The lack of accountability is a problem all over - especially in western countries.
a) Note how president bush, ex-prime creep blair, the americans and the british are going about feigning innocence regarding the crimes against humanity that occurred in Iraq, Guantanamo and Afghanistan.
b) It has been said the the amount of corruption in USA government's defense department dwarfs the amount of corruption in all of Africa. And that is before we consider the scams in USA's health and insurance sectors. It seems as if that is a problem all over - especially in western countries. And the current financial meltdown and economic recession that has engulfed the world is a reminder that when it comes to corruption and accountability (regulation, oversight, monitoring, prosecution) and strict economic/financial management, the west - and its political and business leaders - is not THE shining example.
And neither is the east, nor the north nor the south.
And Africans, of the ancient kingdoms and the inheritors of the noble and veritable traditions of governance, need not look over their shoulders or take instructions from foreigners - just because the vicious foreign murderers have guns and do impose sanctions that kill natives.
This is a good subject!!! by chance i listened to a white MP complaining of a kenyan mp who drove a mercedes Benz to a dinner hosted for the visiting delegates still saying to the white visitng MP that the AID MONEY RECEIVED WAS NOT ENOUGH - WHAT A CHEEK
N/A, you make so many comments at once. You are essential talking to yourself. Is there room for people to comment about your comments or counter-points? A debate is always better than dictating to others. Could you try and debate issues in the future?
Give me an African leader whose children go to local schools they are flown abroad to study to secure the top positions when they come back and just fool the poor ones!!

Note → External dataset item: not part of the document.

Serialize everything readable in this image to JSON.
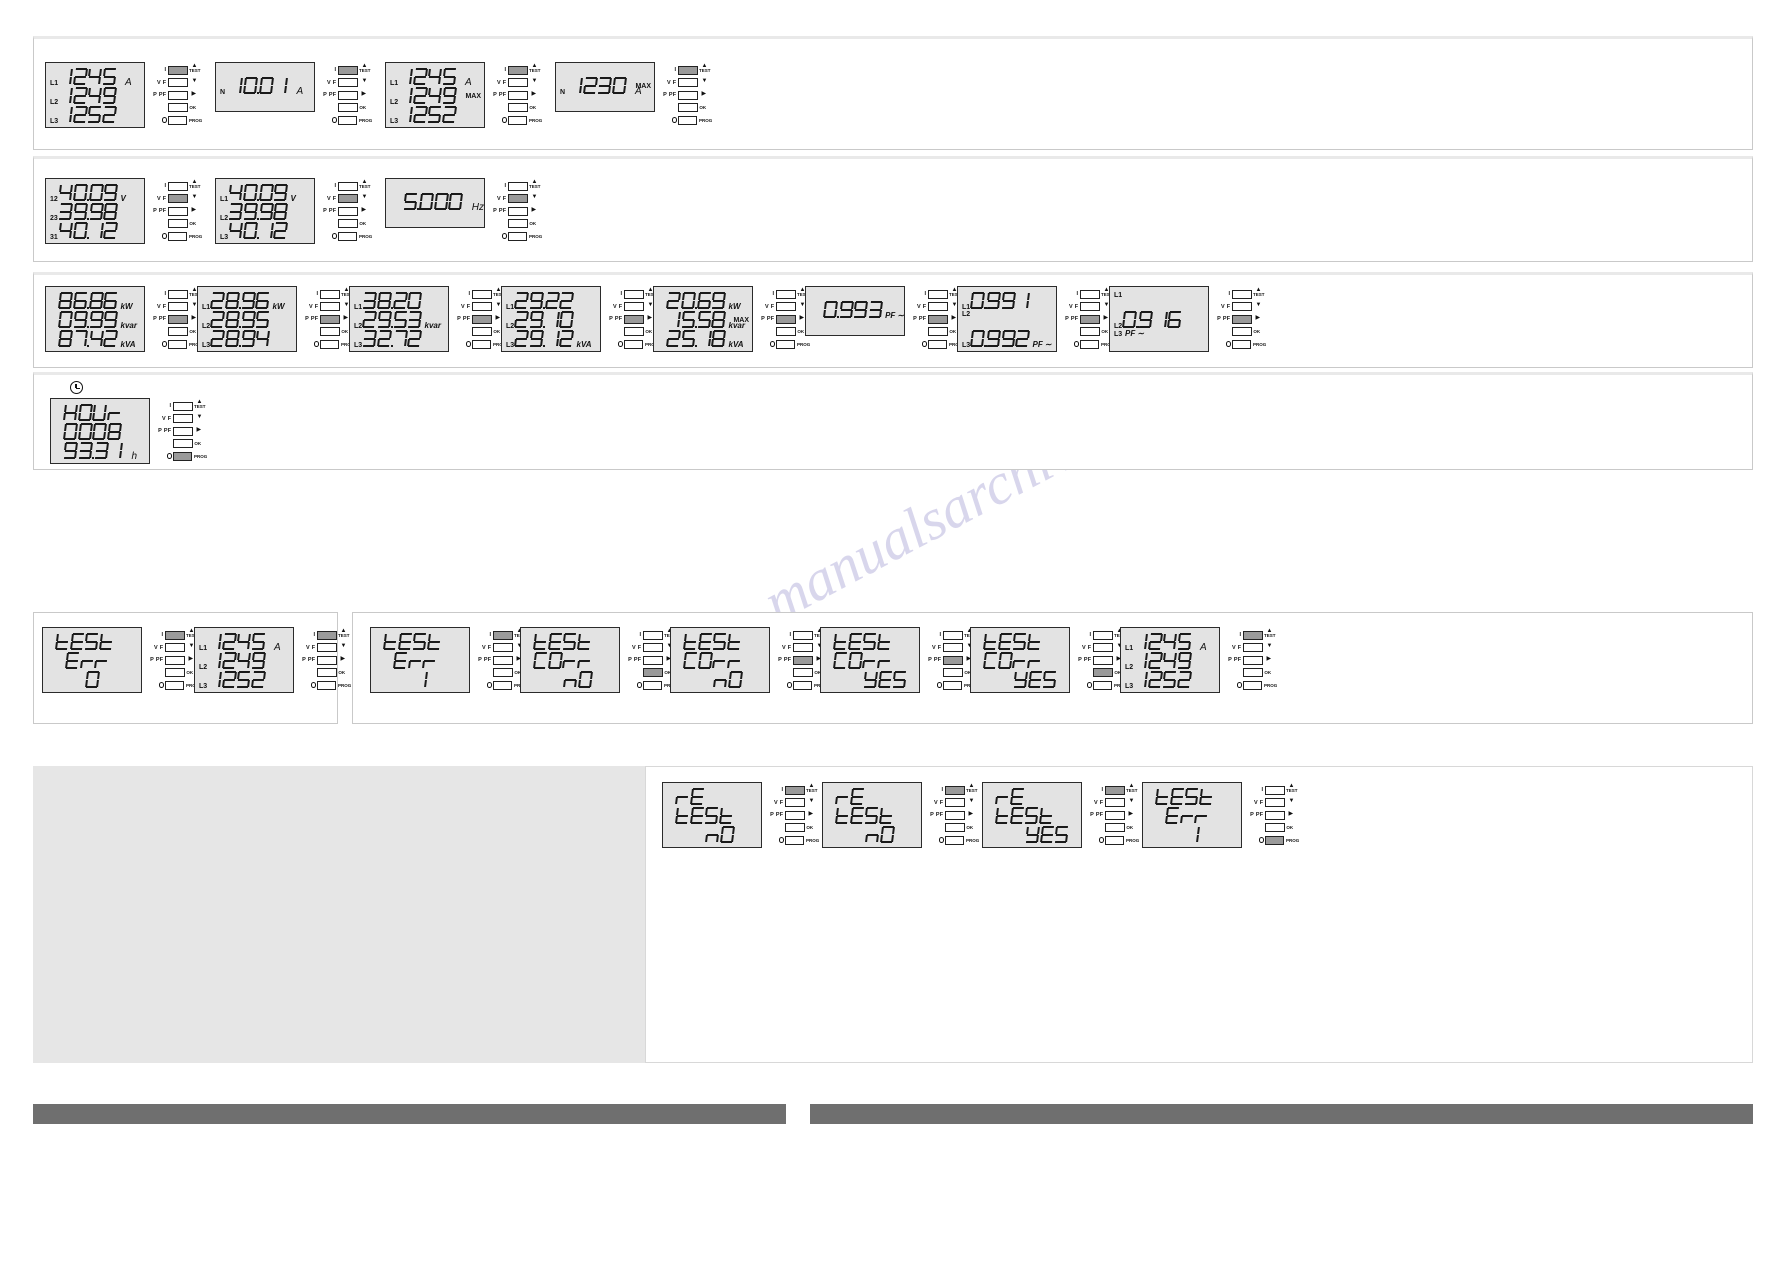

I am just wondering if all these african forums have codes of conduct for corrupt practices amongst their member states - i really dont think they do when u just see how most of them became leaders and it has to come through educating their people about change for the better
See all comments (23).
Give me an African Leader who will admit that they have put their dirty fingers in the coffers after begging!!! So anti-corruption laws should be in place for your GREEDY LEADERS!!!